Le renforcement des institutions et les initiatives d’accompagnement économiques et sociales ont permis progressivement d’avancer et rehausser le niveau sociétal. Il en est de même avec les pays du Sud, qui doivent devenir les protagonistes à part entière de leur propre développement et non le subir, pour pouvoir progresser. 

M. Kyriakos Kourkouliotis fait observer que les instabilités politiques et l’interruption de la continuité des actions suite aux changements de gouvernements ne peuvent qu’affecter la performance du secteur public qui reste faible, dans les pays en développement.

N’étant pas en mesure de renforcer la capacité des agents et des institutions, ni de faciliter le développement du bien-être sociétal, le développement économique s’amorce difficilement.

Le caractère persistant du sous-développement, ne peut être défini comme une fatalité, mais plutôt un ensemble de prises de décisions et d’approches désormais dépassées sur le choix de modèle de développement.

Le développement, selon lui, exige une approche méthodologique et plurisectorielle à travers des processus économiques et sociaux intégrés impliquant tous les acteurs de la société. Apporter une aide à la population n’a de sens d’un point de vue efficacité que si d’une part elle intègre toutes les autres dimensions sociales, écologiques, éducatives, de la santé, du transport, etc, dit-il.
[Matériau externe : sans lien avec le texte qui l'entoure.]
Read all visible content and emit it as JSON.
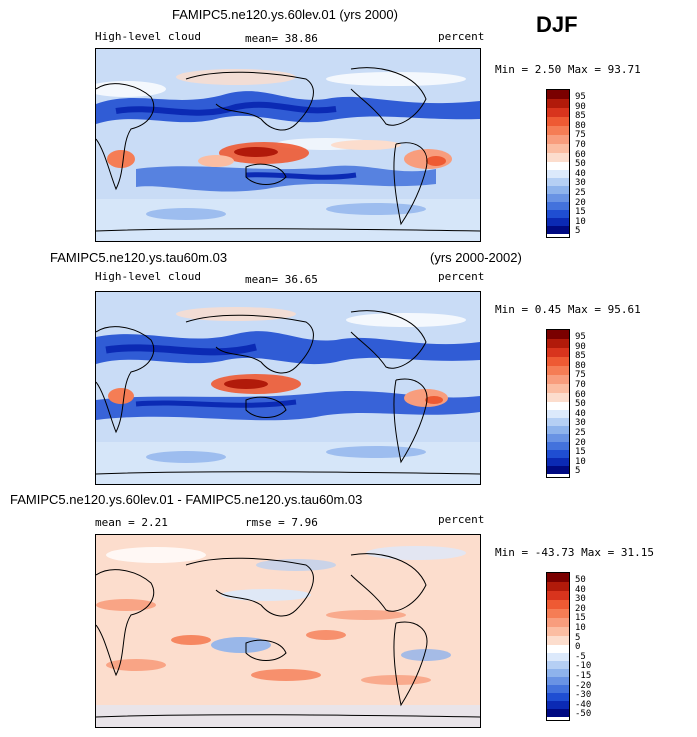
{
  "season": "DJF",
  "palette": {
    "up": [
      "#7a0000",
      "#b11a0a",
      "#d8341d",
      "#ee5a33",
      "#f57d55",
      "#f89d7d",
      "#fbbda2",
      "#fcddcd",
      "#ffffff",
      "#dce9fb",
      "#b5cff4",
      "#8eb3ec",
      "#6993e4",
      "#4372dc",
      "#1f4ed2",
      "#0b2ab4",
      "#000a82"
    ],
    "diff": [
      "#7a0000",
      "#b11a0a",
      "#d8341d",
      "#ee5a33",
      "#f57d55",
      "#f89d7d",
      "#fbbda2",
      "#fcddcd",
      "#ffffff",
      "#dce9fb",
      "#b5cff4",
      "#8eb3ec",
      "#6993e4",
      "#4372dc",
      "#1f4ed2",
      "#0b2ab4",
      "#000a82"
    ]
  },
  "panels": [
    {
      "title": "FAMIPC5.ne120.ys.60lev.01 (yrs 2000)",
      "variable": "High-level cloud",
      "stat": "mean=  38.86",
      "units": "percent",
      "minmax": "Min =   2.50 Max =  93.71",
      "colorbar_labels": [
        "95",
        "90",
        "85",
        "80",
        "75",
        "70",
        "60",
        "50",
        "40",
        "30",
        "25",
        "20",
        "15",
        "10",
        "5"
      ]
    },
    {
      "title": "FAMIPC5.ne120.ys.tau60m.03",
      "title_right": "(yrs 2000-2002)",
      "variable": "High-level cloud",
      "stat": "mean=  36.65",
      "units": "percent",
      "minmax": "Min =   0.45 Max =  95.61",
      "colorbar_labels": [
        "95",
        "90",
        "85",
        "80",
        "75",
        "70",
        "60",
        "50",
        "40",
        "30",
        "25",
        "20",
        "15",
        "10",
        "5"
      ]
    },
    {
      "title": "FAMIPC5.ne120.ys.60lev.01 - FAMIPC5.ne120.ys.tau60m.03",
      "stat": "mean =    2.21",
      "stat2": "rmse =   7.96",
      "units": "percent",
      "minmax": "Min = -43.73 Max =  31.15",
      "colorbar_labels": [
        "50",
        "40",
        "30",
        "20",
        "15",
        "10",
        "5",
        "0",
        "-5",
        "-10",
        "-15",
        "-20",
        "-30",
        "-40",
        "-50"
      ]
    }
  ]
}
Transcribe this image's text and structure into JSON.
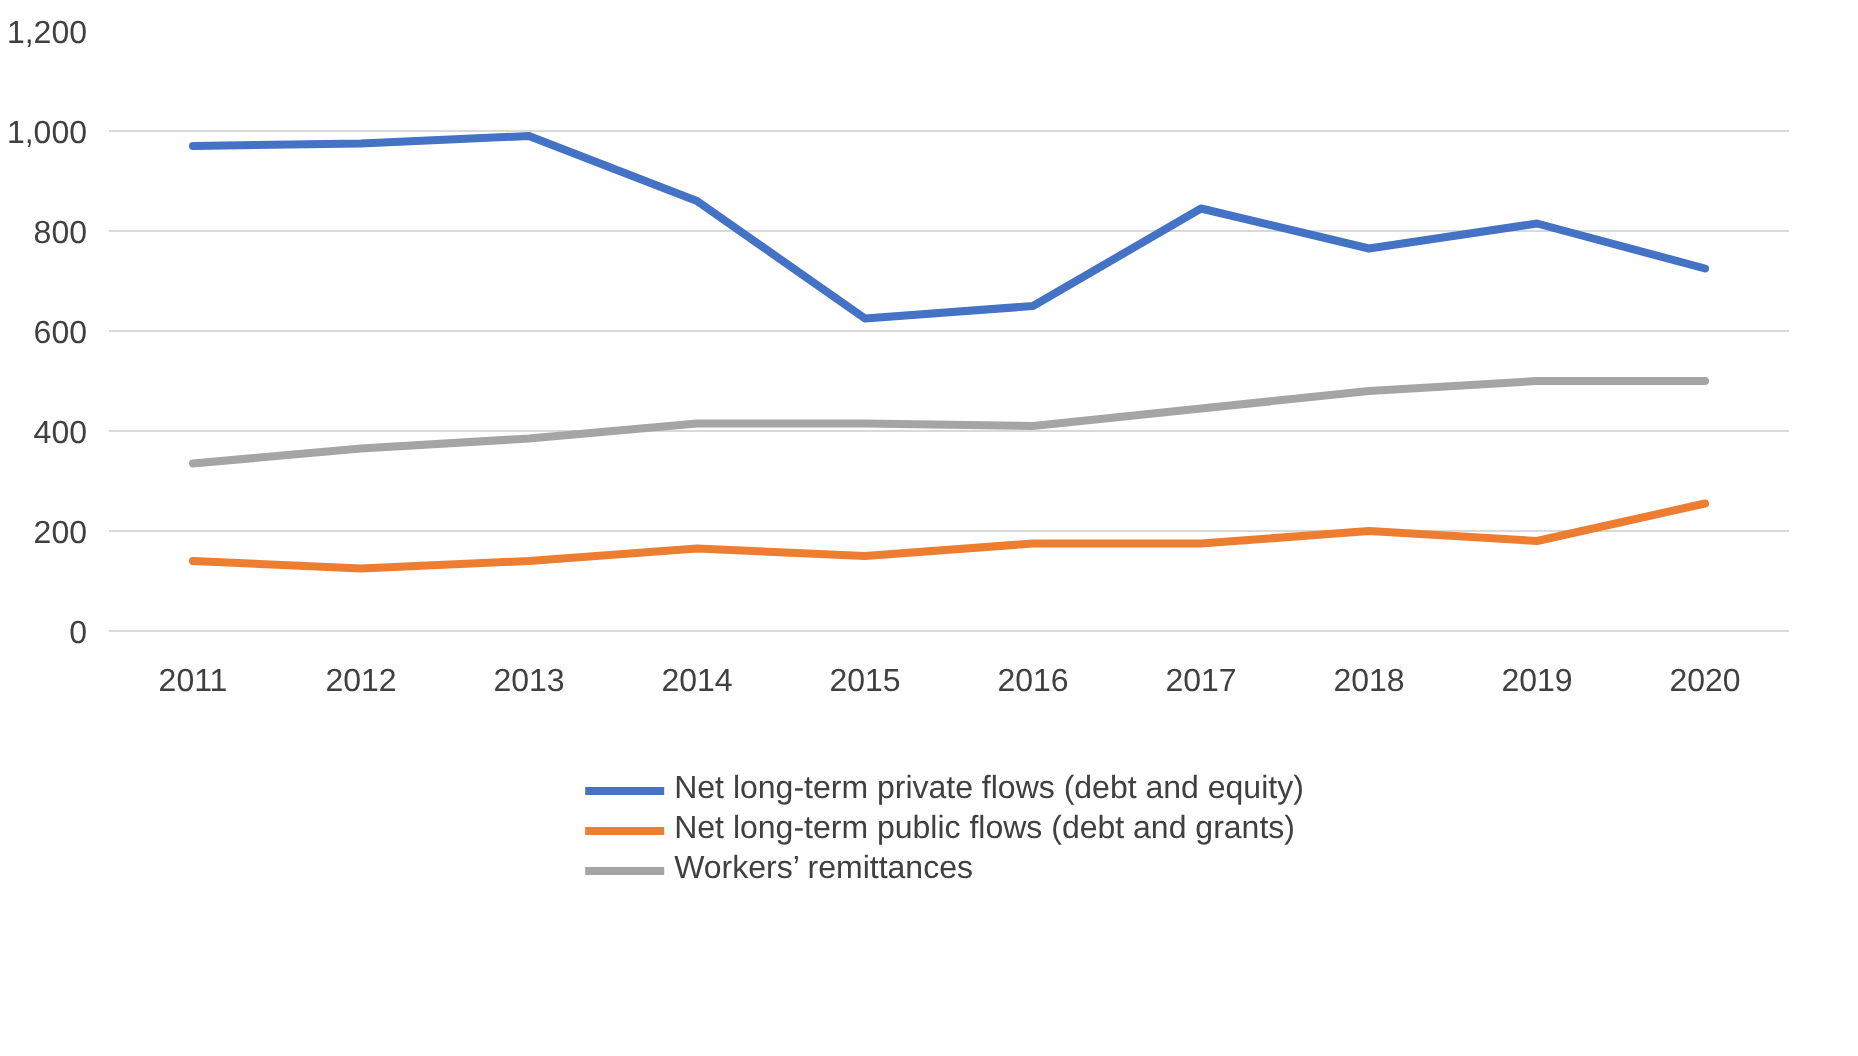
{
  "chart_data": {
    "type": "line",
    "x": [
      2011,
      2012,
      2013,
      2014,
      2015,
      2016,
      2017,
      2018,
      2019,
      2020
    ],
    "xticks": [
      2011,
      2012,
      2013,
      2014,
      2015,
      2016,
      2017,
      2018,
      2019,
      2020
    ],
    "xlim": [
      2010.5,
      2020.5
    ],
    "ylim": [
      0,
      1200
    ],
    "yticks": [
      {
        "value": 0,
        "label": "0"
      },
      {
        "value": 200,
        "label": "200"
      },
      {
        "value": 400,
        "label": "400"
      },
      {
        "value": 600,
        "label": "600"
      },
      {
        "value": 800,
        "label": "800"
      },
      {
        "value": 1000,
        "label": "1,000"
      },
      {
        "value": 1200,
        "label": "1,200"
      }
    ],
    "grid": "y",
    "legend": "bottom",
    "marker": "none",
    "line_style": "solid",
    "series": [
      {
        "name": "Net long-term private flows (debt and equity)",
        "color": "#4472c4",
        "values": [
          970,
          975,
          990,
          860,
          625,
          650,
          845,
          765,
          815,
          725
        ]
      },
      {
        "name": "Net long-term public flows (debt and grants)",
        "color": "#ed7d31",
        "values": [
          140,
          125,
          140,
          165,
          150,
          175,
          175,
          200,
          180,
          255
        ]
      },
      {
        "name": "Workers’ remittances",
        "color": "#a5a5a5",
        "values": [
          335,
          365,
          385,
          415,
          415,
          410,
          445,
          480,
          500,
          500
        ]
      }
    ]
  }
}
 Le développement économique et social doit toucher divers secteurs en même temps et créer des complémentarités et synergies. Seulement si arrivé à une masse critique, un pays pourra monter d’un cran dans l’échelle du bien-être sociétal.

 Un quart de la population mondiale continue à vivre avec moins de 1,50 USD par jour et les écarts de richesse entre les pays développés et en développement ne cesse de s’accroitre. Les pays avec des faibles capacités institutionnelles et politiques, où le tissu économique productif et social est fragile restent particulièrement vulnérables.

 Il est urgent de prendre conscience que les pays développés et ceux dits émergents sont actuellement en phase de mutation stratégique et technologique. Les décisions stratégiques d’investissements vers le numérique, l’intelligence artificielle et les énergies renouvelables vont créer des nouveaux marchés avec des réseaux où les pays en développement risquent d’être écartés.

Il y a lieu de répondre urgemment aux écarts et disparités qui ne cessent de s’accroitre entre pays développés et pays en développement, que ce soit en matière de croissance, de revenu, scientifique, économique, technique, ou autres, poursuit-il.

A défaut d’actions concertées à travers une nouvelle approche pour faire converger les pays en développement vers le nouveau dessein mondial risquerait de les écarter davantage, mentionne l’analyste gestionnaire Kourkouliotis.